A video explainer on why the lakes in the Great Rift Valley have been rising over the years
Lakes of Kenya’s Rift Valley have risen to levels not seen in at least half a century. The Great Rift Valley has been experiencing devastating flooding following months of extreme rainfall.
The rising of the area’s lakes have been damaging houses, schools and national parks. Locals have been driven to move their homes, grazing land and businesses to higher ground over the years. Scientists have linked the flooding and excess rainfall to a changing climate.

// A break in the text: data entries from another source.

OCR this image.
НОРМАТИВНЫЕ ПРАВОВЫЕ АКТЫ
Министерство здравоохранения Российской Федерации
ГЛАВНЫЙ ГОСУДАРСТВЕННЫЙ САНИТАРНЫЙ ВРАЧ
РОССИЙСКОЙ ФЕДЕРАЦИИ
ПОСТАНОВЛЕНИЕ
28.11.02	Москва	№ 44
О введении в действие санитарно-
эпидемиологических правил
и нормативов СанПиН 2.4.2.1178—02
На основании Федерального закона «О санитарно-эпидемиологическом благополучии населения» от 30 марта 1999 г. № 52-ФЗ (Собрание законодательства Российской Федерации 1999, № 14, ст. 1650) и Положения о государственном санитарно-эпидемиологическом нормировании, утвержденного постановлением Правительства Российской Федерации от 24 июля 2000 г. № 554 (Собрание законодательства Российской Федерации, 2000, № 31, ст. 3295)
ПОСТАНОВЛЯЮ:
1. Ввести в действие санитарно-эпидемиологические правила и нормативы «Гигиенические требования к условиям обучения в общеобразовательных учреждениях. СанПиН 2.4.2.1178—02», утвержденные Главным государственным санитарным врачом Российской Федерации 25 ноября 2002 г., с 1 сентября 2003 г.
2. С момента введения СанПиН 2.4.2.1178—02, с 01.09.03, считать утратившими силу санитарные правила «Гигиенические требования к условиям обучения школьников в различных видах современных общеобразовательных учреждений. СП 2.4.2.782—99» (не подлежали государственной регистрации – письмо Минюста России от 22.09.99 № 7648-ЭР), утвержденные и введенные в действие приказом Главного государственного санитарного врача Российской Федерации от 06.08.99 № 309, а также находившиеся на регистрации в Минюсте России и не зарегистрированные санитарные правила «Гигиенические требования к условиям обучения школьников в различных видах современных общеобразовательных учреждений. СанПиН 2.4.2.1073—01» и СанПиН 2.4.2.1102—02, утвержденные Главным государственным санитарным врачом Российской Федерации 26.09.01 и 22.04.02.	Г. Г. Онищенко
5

The swelling of Lake Baringo and Lake Bogoria is threatening wildlife and livelihoods in the area. The two lakes, once 20km apart, are now so close together that there are fears they could contaminate each other. Neither lake has an outlet to allow excess water to flow out.

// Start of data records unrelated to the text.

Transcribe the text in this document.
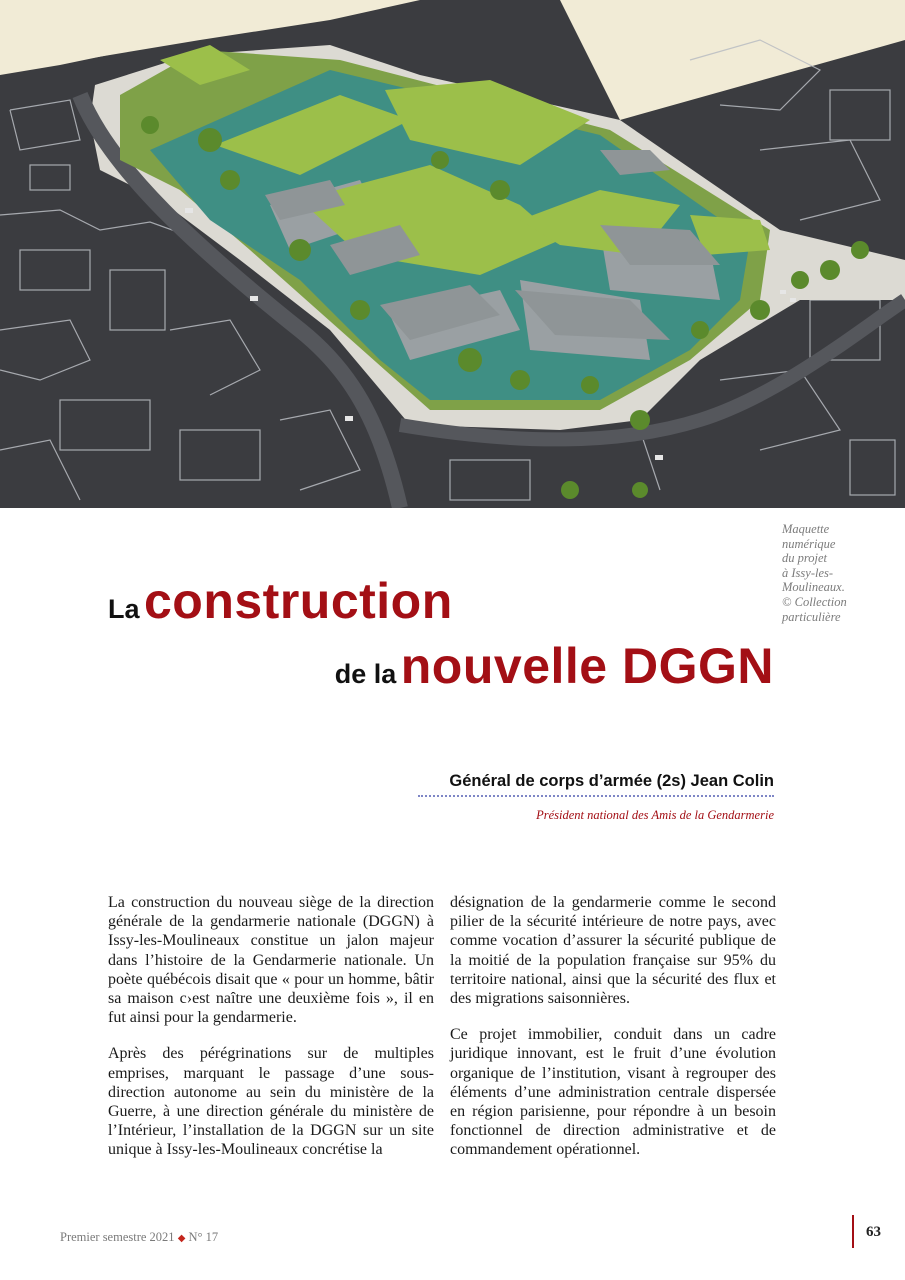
Maquette
numérique
du projet
à Issy-les-
Moulineaux.
© Collection
particulière
La construction
de la nouvelle DGGN
Général de corps d’armée (2s) Jean Colin
Président national des Amis de la Gendarmerie

La construction du nouveau siège de la direction générale de la gendarmerie nationale (DGGN) à Issy-les-Moulineaux constitue un jalon majeur dans l’histoire de la Gendarmerie nationale. Un poète québécois disait que « pour un homme, bâtir sa maison c›est naître une deuxième fois », il en fut ainsi pour la gendarmerie.

Après des pérégrinations sur de multiples emprises, marquant le passage d’une sous-direction autonome au sein du ministère de la Guerre, à une direction générale du ministère de l’Intérieur, l’installation de la DGGN sur un site unique à Issy-les-Moulineaux concrétise la

désignation de la gendarmerie comme le second pilier de la sécurité intérieure de notre pays, avec comme vocation d’assurer la sécurité publique de la moitié de la population française sur 95% du territoire national, ainsi que la sécurité des flux et des migrations saisonnières.

Ce projet immobilier, conduit dans un cadre juridique innovant, est le fruit d’une évolution organique de l’institution, visant à regrouper des éléments d’une administration centrale dispersée en région parisienne, pour répondre à un besoin fonctionnel de direction administrative et de commandement opérationnel.

Premier semestre 2021 ◆ N° 17	63
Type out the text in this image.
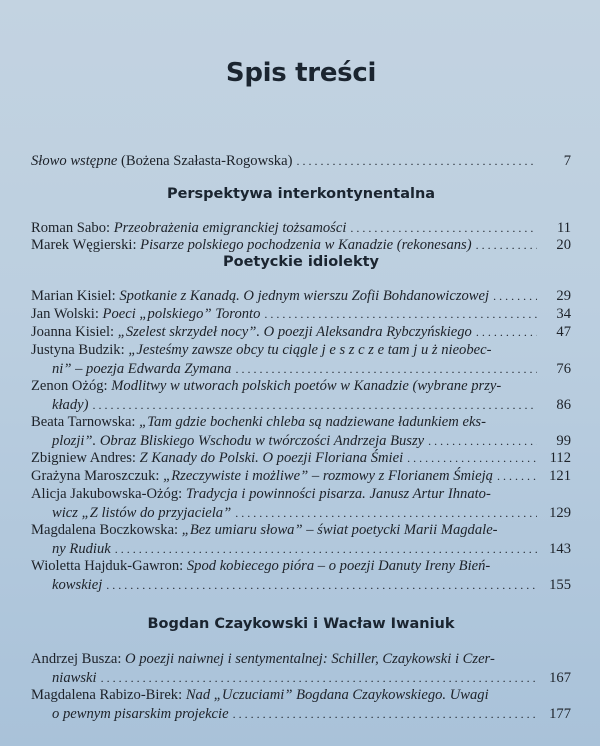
Spis treści
Słowo wstępne (Bożena Szałasta-Rogowska) . . .	7
Perspektywa interkontynentalna
Roman Sabo: Przeobrażenia emigranckiej tożsamości . . .	11
Marek Węgierski: Pisarze polskiego pochodzenia w Kanadzie (rekonesans) . . .	20
Poetyckie idiolekty
Marian Kisiel: Spotkanie z Kanadą. O jednym wierszu Zofii Bohdanowiczowej . . .	29
Jan Wolski: Poeci „polskiego” Toronto . . .	34
Joanna Kisiel: „Szelest skrzydeł nocy”. O poezji Aleksandra Rybczyńskiego . . .	47
Justyna Budzik: „Jesteśmy zawsze obcy tu ciągle j e s z c z e tam j u ż nieobec-
ni” – poezja Edwarda Zymana . . .	76
Zenon Ożóg: Modlitwy w utworach polskich poetów w Kanadzie (wybrane przy-
kłady) . . .	86
Beata Tarnowska: „Tam gdzie bochenki chleba są nadziewane ładunkiem eks-
plozji”. Obraz Bliskiego Wschodu w twórczości Andrzeja Buszy . . .	99
Zbigniew Andres: Z Kanady do Polski. O poezji Floriana Śmiei . . .	112
Grażyna Maroszczuk: „Rzeczywiste i możliwe” – rozmowy z Florianem Śmieją . . .	121
Alicja Jakubowska-Ożóg: Tradycja i powinności pisarza. Janusz Artur Ihnato-
wicz „Z listów do przyjaciela” . . .	129
Magdalena Boczkowska: „Bez umiaru słowa” – świat poetycki Marii Magdale-
ny Rudiuk . . .	143
Wioletta Hajduk-Gawron: Spod kobiecego pióra – o poezji Danuty Ireny Bień-
kowskiej . . .	155
Bogdan Czaykowski i Wacław Iwaniuk
Andrzej Busza: O poezji naiwnej i sentymentalnej: Schiller, Czaykowski i Czer-
niawski . . .	167
Magdalena Rabizo-Birek: Nad „Uczuciami” Bogdana Czaykowskiego. Uwagi
o pewnym pisarskim projekcie . . .	177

Both lakes play significant roles in sustaining local citizens, attracting tourists, and providing a home for many wildlife species. Lake Baringo provides irrigation and drinking water and is also home to Nile crocodiles. Lake Bogoria is a World Heritage site and home to hundreds of bird species, including as many as one million flamingos at times.
Two other critical habitats frequented by the migratory birds, Lake Elementaita and Lake Nakuru, are also brimming.
Government scientists are exploring possible causes for the drastic upwelling.
This includes whether silt flushing downstream from deforestation in the highland catchments could be reducing the lakes’ storage capacity.